Hist! In the trees fulfilled of night (Night and the wretchedness of the sky) Is it the hurry of the rain? Or the noise of a drive of the Dead, Streaming before the irresistible Will Through the strange dusk of this, the Debateable Land Between their place and ours?

Like the forgetfulness Of the work-a-day world made visible, A mist falls from the melancholy sky.
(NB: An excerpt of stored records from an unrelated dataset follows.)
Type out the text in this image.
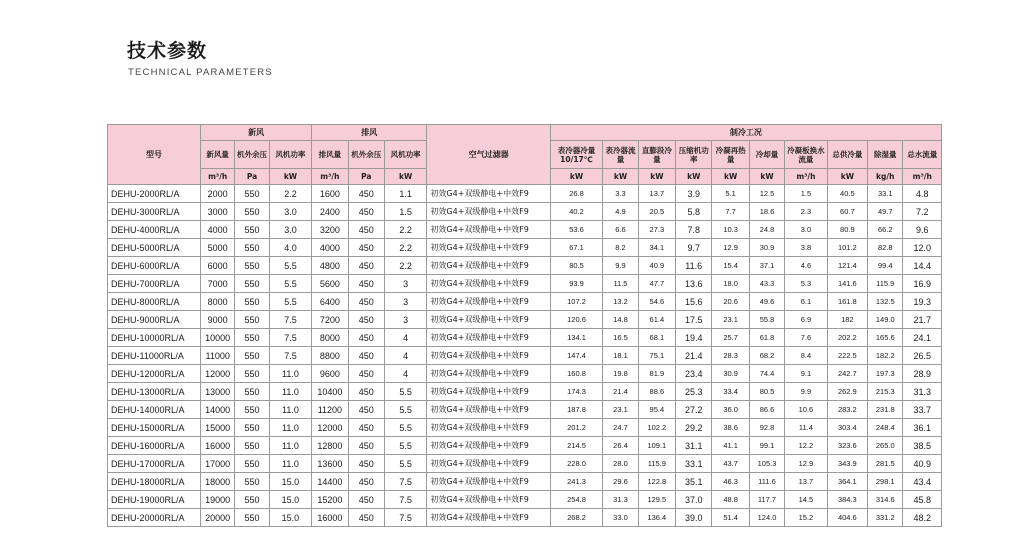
技术参数
TECHNICAL PARAMETERS
型号	新风			排风			空气过滤器	制冷工况									
	新风量	机外余压	风机功率	排风量	机外余压	风机功率		表冷器冷量 10/17℃	表冷器流量	直膨段冷量	压缩机功率	冷凝再热量	冷却量	冷凝板换水流量	总供冷量	除湿量	总水流量
	m³/h	Pa	kW	m³/h	Pa	kW		kW	kW	kW	kW	kW	kW	m³/h	kW	kg/h	m³/h
DEHU-2000RL/A	2000	550	2.2	1600	450	1.1	初效G4+双级静电+中效F9	26.8	3.3	13.7	3.9	5.1	12.5	1.5	40.5	33.1	4.8
DEHU-3000RL/A	3000	550	3.0	2400	450	1.5	初效G4+双级静电+中效F9	40.2	4.9	20.5	5.8	7.7	18.6	2.3	60.7	49.7	7.2
DEHU-4000RL/A	4000	550	3.0	3200	450	2.2	初效G4+双级静电+中效F9	53.6	6.6	27.3	7.8	10.3	24.8	3.0	80.9	66.2	9.6
DEHU-5000RL/A	5000	550	4.0	4000	450	2.2	初效G4+双级静电+中效F9	67.1	8.2	34.1	9.7	12.9	30.9	3.8	101.2	82.8	12.0
DEHU-6000RL/A	6000	550	5.5	4800	450	2.2	初效G4+双级静电+中效F9	80.5	9.9	40.9	11.6	15.4	37.1	4.6	121.4	99.4	14.4
DEHU-7000RL/A	7000	550	5.5	5600	450	3	初效G4+双级静电+中效F9	93.9	11.5	47.7	13.6	18.0	43.3	5.3	141.6	115.9	16.9
DEHU-8000RL/A	8000	550	5.5	6400	450	3	初效G4+双级静电+中效F9	107.2	13.2	54.6	15.6	20.6	49.6	6.1	161.8	132.5	19.3
DEHU-9000RL/A	9000	550	7.5	7200	450	3	初效G4+双级静电+中效F9	120.6	14.8	61.4	17.5	23.1	55.8	6.9	182	149.0	21.7
DEHU-10000RL/A	10000	550	7.5	8000	450	4	初效G4+双级静电+中效F9	134.1	16.5	68.1	19.4	25.7	61.8	7.6	202.2	165.6	24.1
DEHU-11000RL/A	11000	550	7.5	8800	450	4	初效G4+双级静电+中效F9	147.4	18.1	75.1	21.4	28.3	68.2	8.4	222.5	182.2	26.5
DEHU-12000RL/A	12000	550	11.0	9600	450	4	初效G4+双级静电+中效F9	160.8	19.8	81.9	23.4	30.9	74.4	9.1	242.7	197.3	28.9
DEHU-13000RL/A	13000	550	11.0	10400	450	5.5	初效G4+双级静电+中效F9	174.3	21.4	88.6	25.3	33.4	80.5	9.9	262.9	215.3	31.3
DEHU-14000RL/A	14000	550	11.0	11200	450	5.5	初效G4+双级静电+中效F9	187.8	23.1	95.4	27.2	36.0	86.6	10.6	283.2	231.8	33.7
DEHU-15000RL/A	15000	550	11.0	12000	450	5.5	初效G4+双级静电+中效F9	201.2	24.7	102.2	29.2	38.6	92.8	11.4	303.4	248.4	36.1
DEHU-16000RL/A	16000	550	11.0	12800	450	5.5	初效G4+双级静电+中效F9	214.5	26.4	109.1	31.1	41.1	99.1	12.2	323.6	265.0	38.5
DEHU-17000RL/A	17000	550	11.0	13600	450	5.5	初效G4+双级静电+中效F9	228.0	28.0	115.9	33.1	43.7	105.3	12.9	343.9	281.5	40.9
DEHU-18000RL/A	18000	550	15.0	14400	450	7.5	初效G4+双级静电+中效F9	241.3	29.6	122.8	35.1	46.3	111.6	13.7	364.1	298.1	43.4
DEHU-19000RL/A	19000	550	15.0	15200	450	7.5	初效G4+双级静电+中效F9	254.8	31.3	129.5	37.0	48.8	117.7	14.5	384.3	314.6	45.8
DEHU-20000RL/A	20000	550	15.0	16000	450	7.5	初效G4+双级静电+中效F9	268.2	33.0	136.4	39.0	51.4	124.0	15.2	404.6	331.2	48.2
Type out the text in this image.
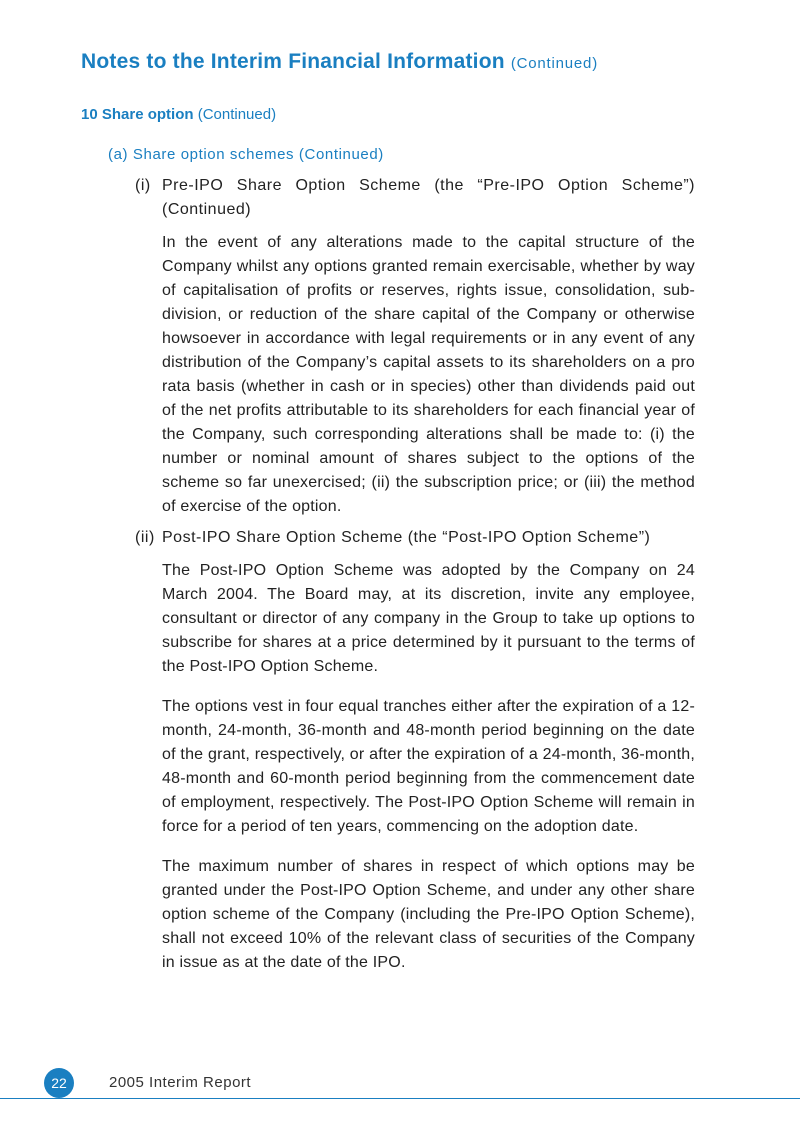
Notes to the Interim Financial Information (Continued)
10 Share option (Continued)
(a) Share option schemes (Continued)
(i) Pre-IPO Share Option Scheme (the “Pre-IPO Option Scheme”) (Continued)

In the event of any alterations made to the capital structure of the Company whilst any options granted remain exercisable, whether by way of capitalisation of profits or reserves, rights issue, consolidation, sub-division, or reduction of the share capital of the Company or otherwise howsoever in accordance with legal requirements or in any event of any distribution of the Company’s capital assets to its shareholders on a pro rata basis (whether in cash or in species) other than dividends paid out of the net profits attributable to its shareholders for each financial year of the Company, such corresponding alterations shall be made to: (i) the number or nominal amount of shares subject to the options of the scheme so far unexercised; (ii) the subscription price; or (iii) the method of exercise of the option.

(ii) Post-IPO Share Option Scheme (the “Post-IPO Option Scheme”)

The Post-IPO Option Scheme was adopted by the Company on 24 March 2004. The Board may, at its discretion, invite any employee, consultant or director of any company in the Group to take up options to subscribe for shares at a price determined by it pursuant to the terms of the Post-IPO Option Scheme.

The options vest in four equal tranches either after the expiration of a 12-month, 24-month, 36-month and 48-month period beginning on the date of the grant, respectively, or after the expiration of a 24-month, 36-month, 48-month and 60-month period beginning from the commencement date of employment, respectively. The Post-IPO Option Scheme will remain in force for a period of ten years, commencing on the adoption date.

The maximum number of shares in respect of which options may be granted under the Post-IPO Option Scheme, and under any other share option scheme of the Company (including the Pre-IPO Option Scheme), shall not exceed 10% of the relevant class of securities of the Company in issue as at the date of the IPO.

22	2005 Interim Report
A messenger from some lost and loving soul, Hopeless, far wandered, dazed Here in the provinces of life, A great white moth fades miserably past.

Thro’ the trees in the strange dead night, Under the vast dead sky, Forgetting and forgot, a drift of Dead Sets to the mystic mere, the phantom fell, And the unimagined vastitudes beyond.

 

XXIII—To P. A. G.

 

Here they trysted, here they strayed, In the leafage dewy and boon, Many a man and many a maid, And the morn was merry June. ‘Death is fleet, Life is sweet,’ Sang the blackbird in the may; And the hour with flying feet, While they dreamed, was yesterday.
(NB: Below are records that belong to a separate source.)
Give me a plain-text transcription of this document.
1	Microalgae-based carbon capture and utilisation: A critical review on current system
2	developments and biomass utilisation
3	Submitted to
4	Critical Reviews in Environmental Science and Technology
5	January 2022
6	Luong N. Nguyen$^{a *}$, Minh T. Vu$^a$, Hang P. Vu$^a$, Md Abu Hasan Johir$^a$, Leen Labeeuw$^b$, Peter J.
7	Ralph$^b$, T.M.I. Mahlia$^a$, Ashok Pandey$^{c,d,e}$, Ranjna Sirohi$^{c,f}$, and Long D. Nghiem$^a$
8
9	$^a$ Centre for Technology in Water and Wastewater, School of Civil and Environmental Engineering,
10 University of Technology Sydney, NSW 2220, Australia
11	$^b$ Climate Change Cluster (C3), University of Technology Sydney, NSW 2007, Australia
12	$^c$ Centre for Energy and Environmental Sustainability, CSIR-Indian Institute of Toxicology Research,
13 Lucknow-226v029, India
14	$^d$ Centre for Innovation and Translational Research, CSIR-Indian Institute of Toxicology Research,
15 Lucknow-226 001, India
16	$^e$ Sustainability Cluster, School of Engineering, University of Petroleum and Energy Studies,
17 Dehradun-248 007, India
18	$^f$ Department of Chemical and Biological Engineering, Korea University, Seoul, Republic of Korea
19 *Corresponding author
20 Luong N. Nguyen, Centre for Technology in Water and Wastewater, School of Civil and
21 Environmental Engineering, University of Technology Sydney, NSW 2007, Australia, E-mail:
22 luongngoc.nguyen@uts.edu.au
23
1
Many a maid and many a man Found the leafage close and boon; Many a destiny began - O, the morn was merry June! Dead and gone, dead and gone, (Hark the blackbird in the may!), Life and Death went hurrying on, Cheek on cheek—and where were they?

Dust on dust engendering dust In the leafage fresh and boon, Man and maid fulfil their trust - Still the morn turns merry June. Mother Life, Father Death (O, the blackbird in the may!), Each the other’s breath for breath, Fleet the times of the world away.

 

XXIV—To A. C.

 

Not to the staring Day, For all the importunate questionings he pursues In his big, violent voice, Shall those mild things of bulk and multitude, The Trees—God’s sentinels Over His gift of live, life-giving air, Yield of their huge, unutterable selves. Midsummer-manifold, each one Voluminous, a labyrinth of life, They keep their greenest musings, and the dim dreams That haunt their leafier privacies, Dissembled, baffling the random gapeseed still With blank full-faces, or the innocent guile Of laughter flickering back from shine to shade, And disappearances of homing birds, And frolicsome freaks Of little boughs that frisk with little boughs.

But at the word Of the ancient, sacerdotal Night, Night of the many secrets, whose effect - Transfiguring, hierophantic, dread - Themselves alone may fully apprehend, They tremble and are changed.